The rate of myocardial infarctions (MIs), strokes, and heart disease–related deaths in persons at high risk for cardiovascular disease (CVD) may be reduced by about 30% in those who consume a Mediterranean diet, according to the first major clinical trial to use rigorous end points to measure the effects of the diet on CV risks.
“We have demonstrated the protective effects of a Mediterranean diet with the highest scientific evidence level,” lead author Ramon Estruch, MD, a professor of medicine at the University of Barcelona, told ConsultantLive. “It is a randomized intervention trial, which included a high number of participants (nearly 7500) and a long follow-up (a mean of nearly 5 years), and the final variables analyzed were hard end points, such as acute myocardial infarction, stroke, and cardiovascular death.”
Dr Estruch and colleagues reported their results online February 25, 2013, in the New England Journal of Medicine.
The randomized trial tested the efficacy of 2 Mediterranean diets, one supplemented with extra-virgin olive oil and the other with nuts, compared with a control diet in which patients were given advice on eating a low-fat diet. At study entry, the patients had no CVD and had either type 2 diabetes mellitus or at least 3 of the major CV risk factors. The main aim was to evaluate the effects of a Mediterranean intervention on a composite of acute MI, stroke, and CV death.
“Our main conclusion is that a Mediterranean diet reduces the risk of cardiovascular events by 30%. The trial was stopped early since the statistical differences between the effects of the Mediterranean diet versus those of the low-fat diet were lower than 0.02,” says Dr Estruch. “At this moment, the protective effects on stroke were higher than the other secondary end points, but we believe that if the trial was not stopped, the effects on myocardial infarction or cardiovascular death would reach statistical significance.”
So what diet should primary care physicians recommend to their patients to prevent CVD?
“We recommend that subjects at high cardiovascular risk should eat a traditional Mediterranean diet,” says Dr Estruch. “A low-fat diet is not the best diet for protection against cardiovascular disease, even in obese patients. According to our results, a traditional Mediterranean diet will be more helpful.”

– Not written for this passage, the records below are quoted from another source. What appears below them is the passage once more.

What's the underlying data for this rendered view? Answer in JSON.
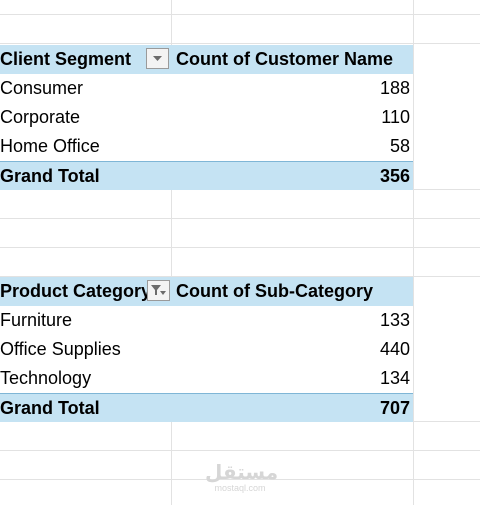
{
  "pivot_segment": {
    "header_col1": "Client Segment",
    "header_col2": "Count of Customer Name",
    "filter_icon": "dropdown-arrow-icon",
    "rows": [
      {
        "label": "Consumer",
        "value": "188"
      },
      {
        "label": "Corporate",
        "value": "110"
      },
      {
        "label": "Home Office",
        "value": "58"
      }
    ],
    "total_label": "Grand Total",
    "total_value": "356"
  },
  "pivot_category": {
    "header_col1": "Product Category",
    "header_col2": "Count of Sub-Category",
    "filter_icon": "filter-applied-icon",
    "rows": [
      {
        "label": "Furniture",
        "value": "133"
      },
      {
        "label": "Office Supplies",
        "value": "440"
      },
      {
        "label": "Technology",
        "value": "134"
      }
    ],
    "total_label": "Grand Total",
    "total_value": "707"
  },
  "watermark": {
    "arabic": "مستقل",
    "latin": "mostaql.com"
  },
  "colors": {
    "header_fill": "#c5e3f3",
    "total_border": "#7fb6d6",
    "gridline": "#e2e2e2"
  }
}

But some experts question the study’s results. Dean Ornish, MD, president, Preventive Medicine Research Institute, and a proponent of a very low-fat diet for heart disease prevention, suggested that the low-fat, control group’s diet was not very low in fat. “In the ‘low-fat’ group, total fat consumption decreased insignificantly, from 39% to 37%. This doesn’t even come close to the American Heart Association guidelines of a low-fat diet (less than 30% fat) or ours for reversing heart disease (less than 10% fat),” wrote Dr Ornish in a Huffington Post commentary. “The authors should have concluded that the Mediterranean diet reduced cardiovascular risk when compared to whatever diet they were eating before, not when compared to a low-fat diet, since patients in the control group (‘low-fat diet’) were not consuming a low-fat diet.”
Dr Estruch replies: “In respect to a very, very low fat diet (less than 10% fat content), only a few people, such as vegans, are able to follow it for a long time. In our study, many more people in the control low-fat diet group dropped out from the trial than in the Mediterranean diet arms.”